In June 2025, the McKay family publicly offered the original £1 million ransom as a final effort to recover McKay's remains, stating that the sum would be awarded to any member of the public who provided credible evidence leading directly to their recovery. The family emphasised that the reward would not be paid if any illegal activity was involved in obtaining or supplying the information. Three new leads emerged as a result. One came from the children of a man who claimed to have previously employed Arthur at his tailor's shop in Bethnal Green. According to the siblings, their father had disclosed information to them and had given permission for it to be shared after his death. They provided details to the family, some of which had not previously been made public, including a description of a grey Hillman car consistent with one allegedly mentioned by Muriel in a phone call, and an account of a strong odour noticed beneath the shop's staircase for a brief period. The siblings suggested that Muriel's remains may have been moved from Stocking Farm to Bethnal Green. The McKay family attempted to contact the current leaseholders and freeholder of the property, who declined access.

On 10 November 2025, Chief Master Schuman formally declared Muriel dead at the High Court in London, 56 years after her abduction. Until this declaration, the family had been advised that they had no legal standing to pursue a civil case for access to the property. The declaration confirmed her official presumed time and date of death as 11:59 pm on 31 December 1969. Limited letters of administration were also granted, allowing the family to proceed with legal action against the leaseholders of the Bethnal Green property. The family subsequently applied for an injunction against the leaseholders, with the matter heard by Mr Justice Richard Smith on 24 November 2025 at the High Court in London. He handed down his judgment the following day, denying the injunction and suggesting that the family had deployed unlawful tactics of deception and harassment in their attempts to "bully" their way into the property. The family stated that they had done nothing wrong and said that their behaviour had been "exaggerated", despite the judge's findings.

In December 2025, the McKay family renewed their public criticism of the Metropolitan Police, accusing the force of obstructing and frustrating efforts to establish the location of Muriel's remains. Her son, Ian, alleged that police had blocked the pursuit of leads with alleged historical connections to the kidnappers, particularly the Bethnal Green lead. The family said that the police response had closed off viable lines of enquiry and prolonged their decades‑long search for answers. Police stated that they had assessed the lead and did not believe it met the evidential threshold for further investigation, and that the family's proposed methods were improper, as noted by the judge. In March 2026, a search was carried out at the Bethnal Green property in East London. Initially, a ground-penetrating radar scan was conducted, identifying anomalies within the garden, leading to a subsequent dig. During the dig, a nine‑inch bone fragment was uncovered approximately one metre below ground, raising hopes of a breakthrough. Subsequent forensic examination by the Metropolitan Police determined that the bone was not human, although no further details were provided regarding its origin. Muriel's grandson, Mark, said he believed her remains may have been deliberately concealed or mixed with animal remains to hinder future investigation, suggesting that this could explain the discovery. He stated the family's intention to continue investigating the site as part of their ongoing efforts to find answers and achieve closure.

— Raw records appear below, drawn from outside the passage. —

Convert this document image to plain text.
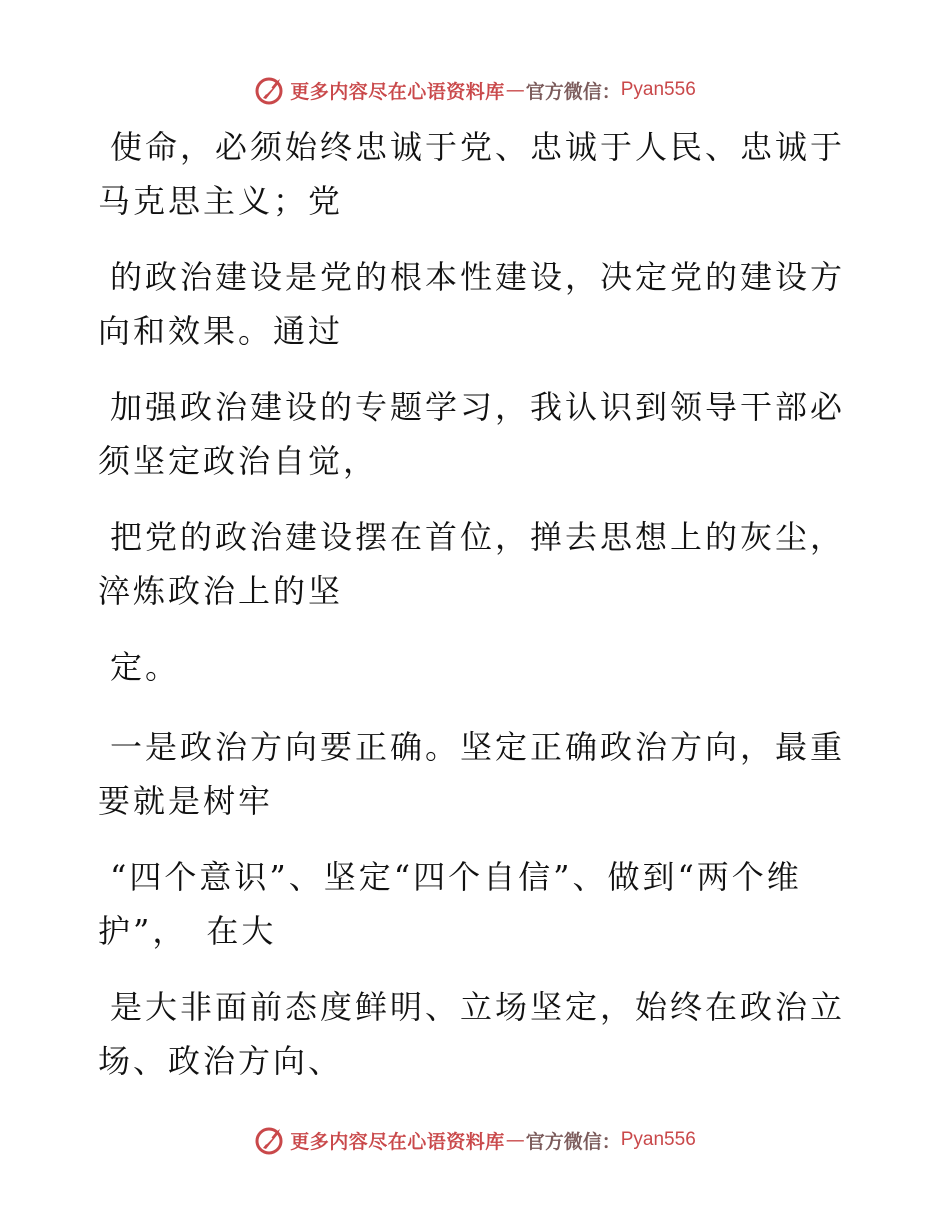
更多内容尽在心语资料库 — 官方微信： Pyan556

使命，必须始终忠诚于党、忠诚于人民、忠诚于马克思主义；党

的政治建设是党的根本性建设，决定党的建设方向和效果。通过

加强政治建设的专题学习，我认识到领导干部必须坚定政治自觉，

把党的政治建设摆在首位，掸去思想上的灰尘，淬炼政治上的坚

定。

一是政治方向要正确。坚定正确政治方向，最重要就是树牢

“四个意识”、坚定“四个自信”、做到“两个维护”，　在大

是大非面前态度鲜明、立场坚定，始终在政治立场、政治方向、

更多内容尽在心语资料库 — 官方微信： Pyan556
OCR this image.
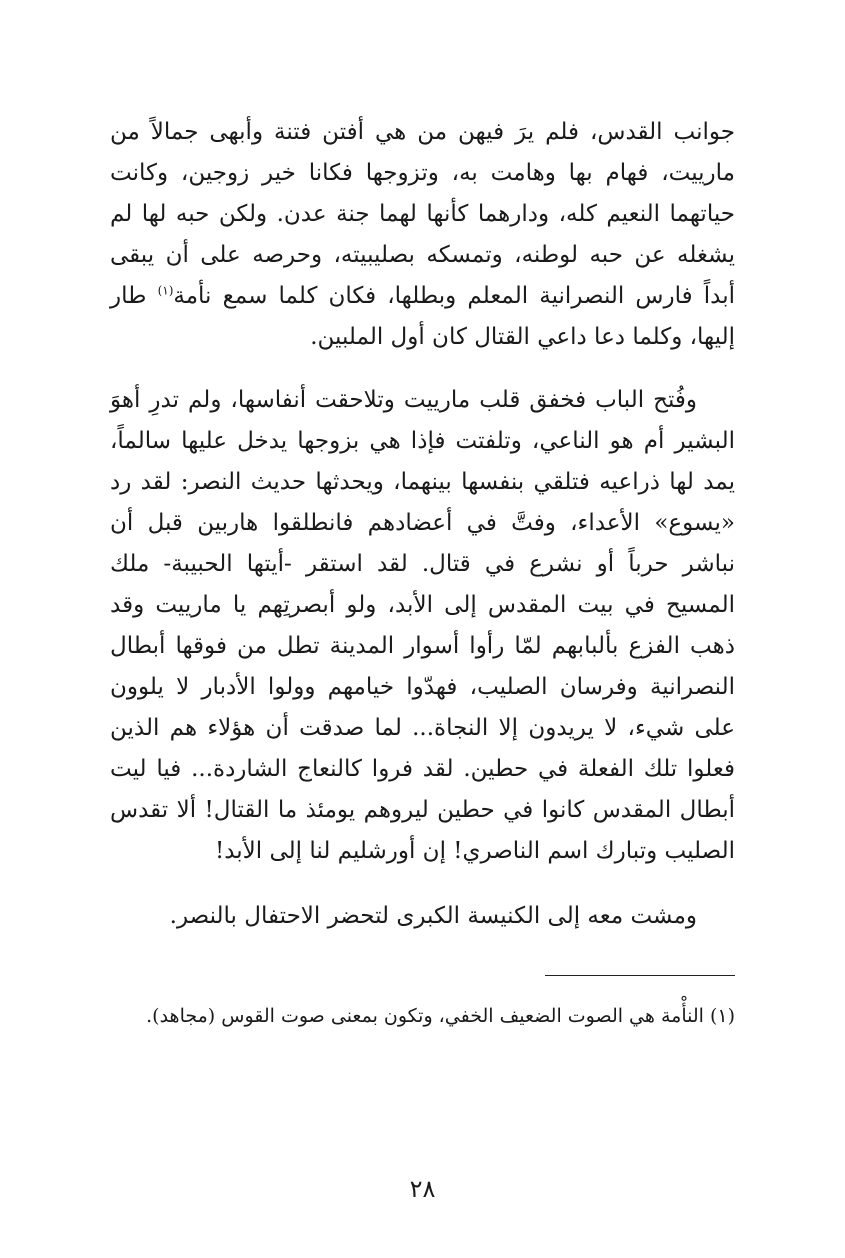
جوانب القدس، فلم يرَ فيهن من هي أفتن فتنة وأبهى جمالاً من مارييت، فهام بها وهامت به، وتزوجها فكانا خير زوجين، وكانت حياتهما النعيم كله، ودارهما كأنها لهما جنة عدن. ولكن حبه لها لم يشغله عن حبه لوطنه، وتمسكه بصليبيته، وحرصه على أن يبقى أبداً فارس النصرانية المعلم وبطلها، فكان كلما سمع نأمة$^{(١)}$ طار إليها، وكلما دعا داعي القتال كان أول الملبين.

وفُتح الباب فخفق قلب مارييت وتلاحقت أنفاسها، ولم تدرِ أهوَ البشير أم هو الناعي، وتلفتت فإذا هي بزوجها يدخل عليها سالماً، يمد لها ذراعيه فتلقي بنفسها بينهما، ويحدثها حديث النصر: لقد رد «يسوع» الأعداء، وفتَّ في أعضادهم فانطلقوا هاربين قبل أن نباشر حرباً أو نشرع في قتال. لقد استقر -أيتها الحبيبة- ملك المسيح في بيت المقدس إلى الأبد، ولو أبصرتِهم يا مارييت وقد ذهب الفزع بألبابهم لمّا رأوا أسوار المدينة تطل من فوقها أبطال النصرانية وفرسان الصليب، فهدّوا خيامهم وولوا الأدبار لا يلوون على شيء، لا يريدون إلا النجاة... لما صدقت أن هؤلاء هم الذين فعلوا تلك الفعلة في حطين. لقد فروا كالنعاج الشاردة... فيا ليت أبطال المقدس كانوا في حطين ليروهم يومئذ ما القتال! ألا تقدس الصليب وتبارك اسم الناصري! إن أورشليم لنا إلى الأبد!

ومشت معه إلى الكنيسة الكبرى لتحضر الاحتفال بالنصر.

(١) النأْمة هي الصوت الضعيف الخفي، وتكون بمعنى صوت القوس (مجاهد).

٢٨
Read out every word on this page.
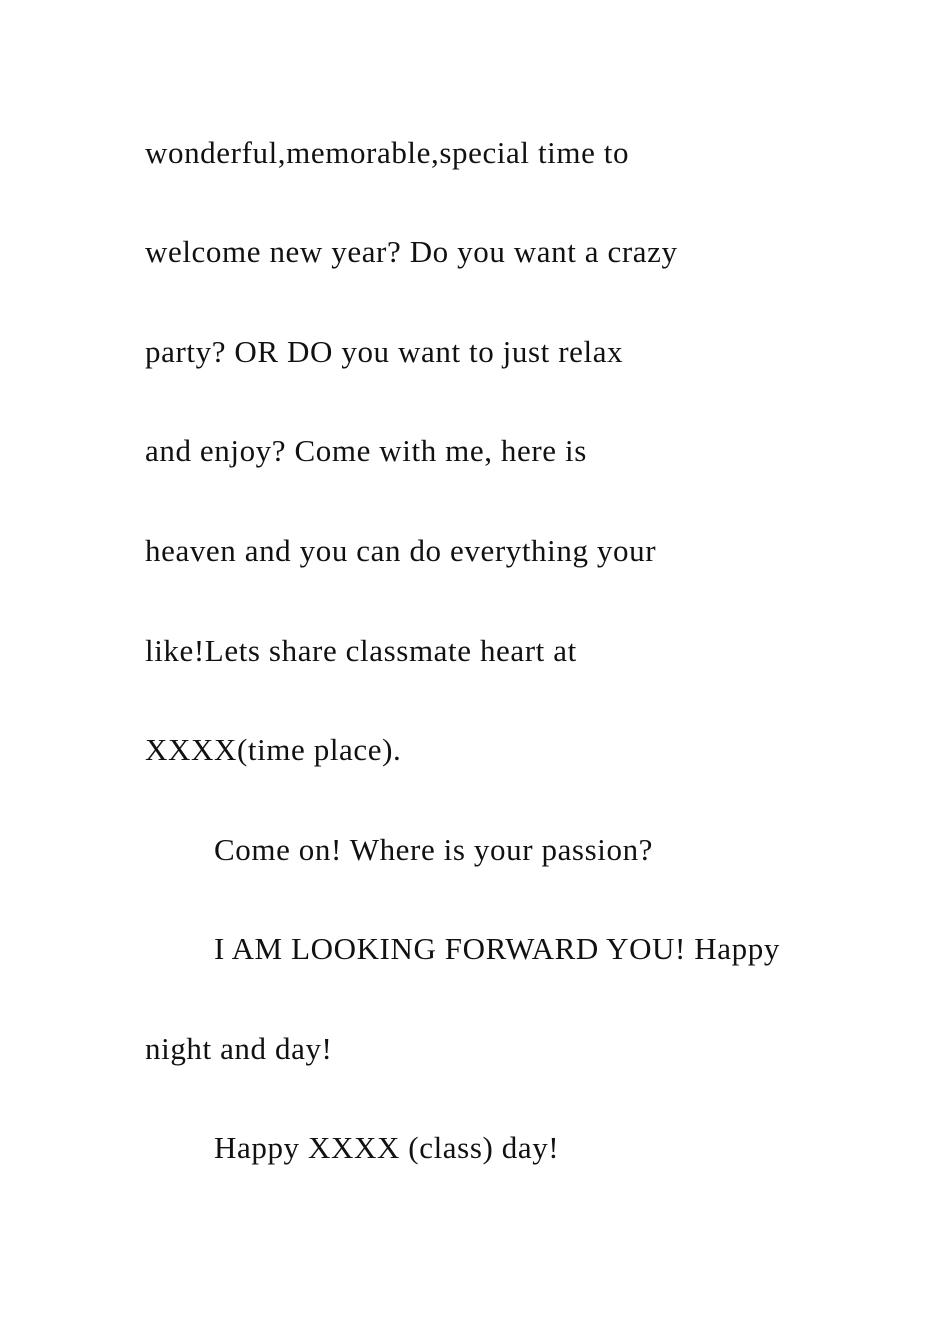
wonderful,memorable,special time to

welcome new year? Do you want a crazy

party? OR DO you want to just relax

and enjoy? Come with me, here is

heaven and you can do everything your

like!Lets share classmate heart at

XXXX(time place).

Come on! Where is your passion?

I AM LOOKING FORWARD YOU! Happy

night and day!

Happy XXXX (class) day!
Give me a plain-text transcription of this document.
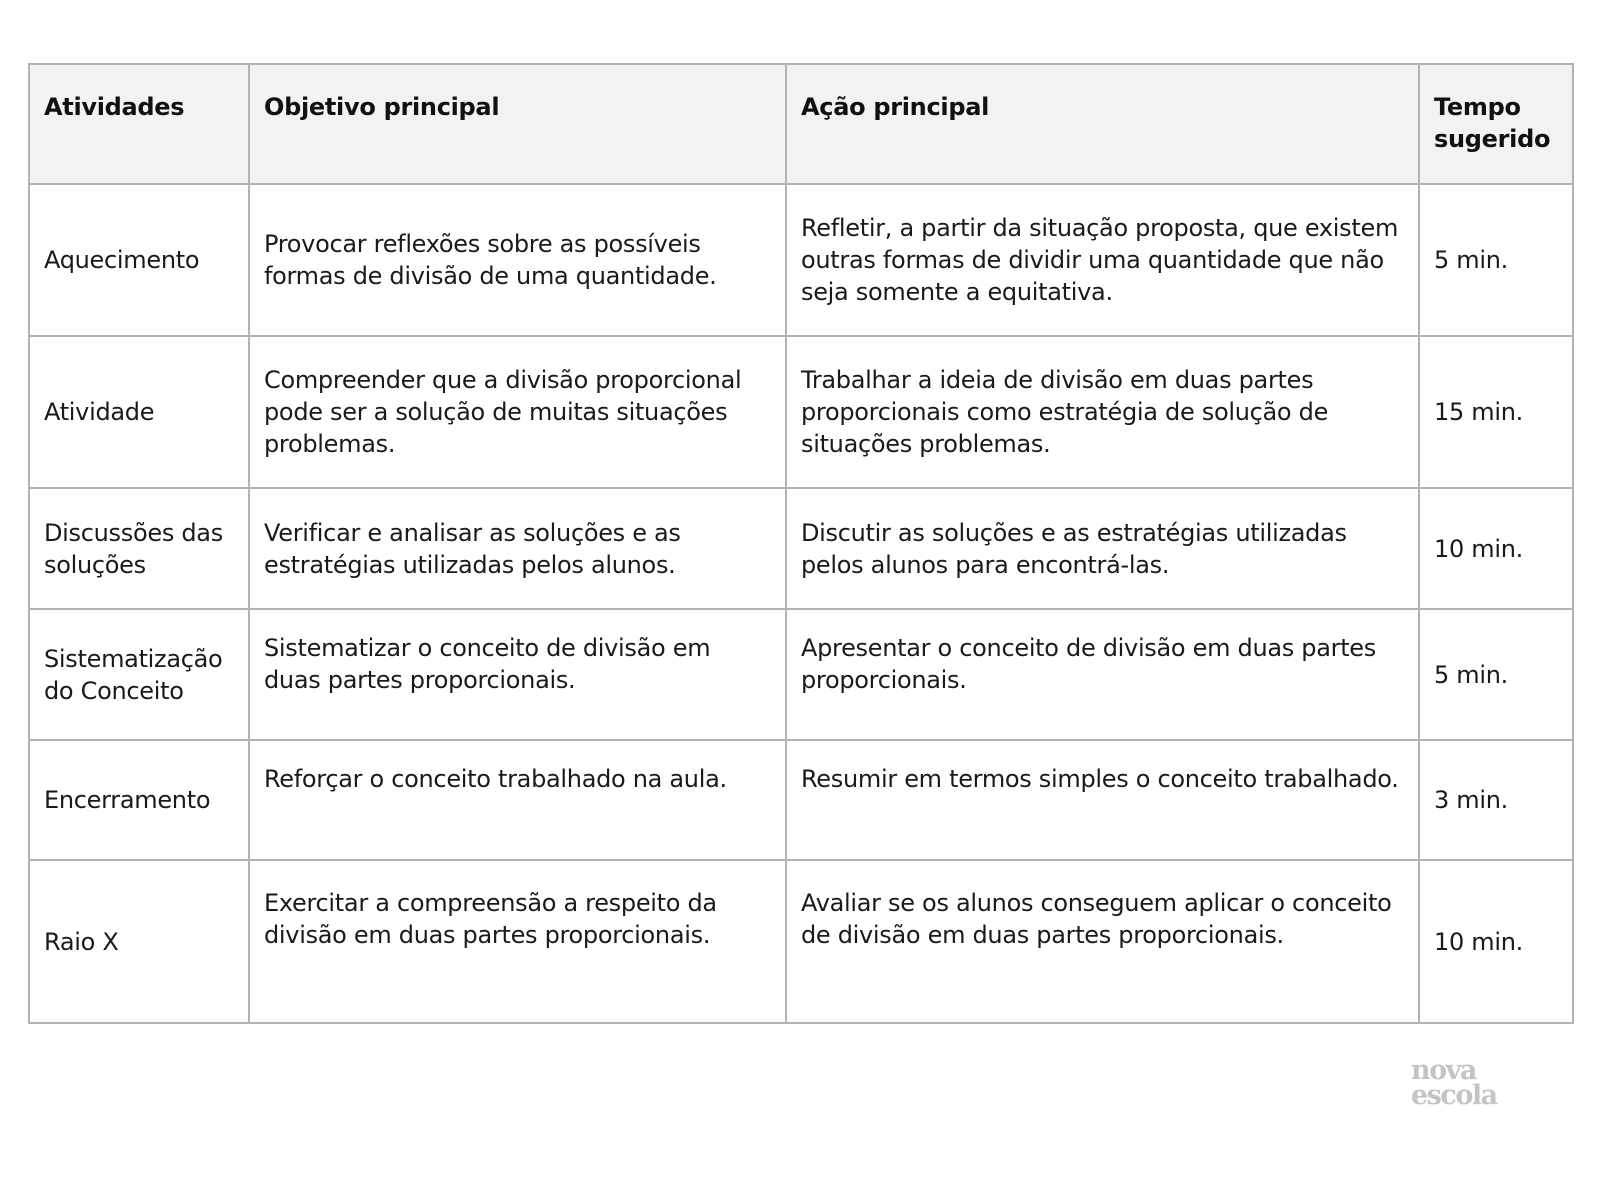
Atividades	Objetivo principal	Ação principal	Tempo sugerido
Aquecimento	Provocar reflexões sobre as possíveis formas de divisão de uma quantidade.	Refletir, a partir da situação proposta, que existem outras formas de dividir uma quantidade que não seja somente a equitativa.	5 min.
Atividade	Compreender que a divisão proporcional pode ser a solução de muitas situações problemas.	Trabalhar a ideia de divisão em duas partes proporcionais como estratégia de solução de situações problemas.	15 min.
Discussões das soluções	Verificar e analisar as soluções e as estratégias utilizadas pelos alunos.	Discutir as soluções e as estratégias utilizadas pelos alunos para encontrá-las.	10 min.
Sistematização do Conceito	Sistematizar o conceito de divisão em duas partes proporcionais.	Apresentar o conceito de divisão em duas partes proporcionais.	5 min.
Encerramento	Reforçar o conceito trabalhado na aula.	Resumir em termos simples o conceito trabalhado.	3 min.
Raio X	Exercitar a compreensão a respeito da divisão em duas partes proporcionais.	Avaliar se os alunos conseguem aplicar o conceito de divisão em duas partes proporcionais.	10 min.
nova
escola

The kidnapping of Muriel McKay is depicted in Ink (2026), directed by Danny Boyle and adapted by James Graham from his stage play of the same name. The film, which focuses on Rupert Murdoch and editor Larry Lamb during the early years of The Sun, incorporates McKay's 1969 kidnapping as a significant part of its narrative. McKay is portrayed by actress Lucy Russell. The film premiered at the 83rd Venice International Film Festival in September 2026 and due for release in the US from 11 December 2026, and premiering in the UK theatres from 8 January 2027.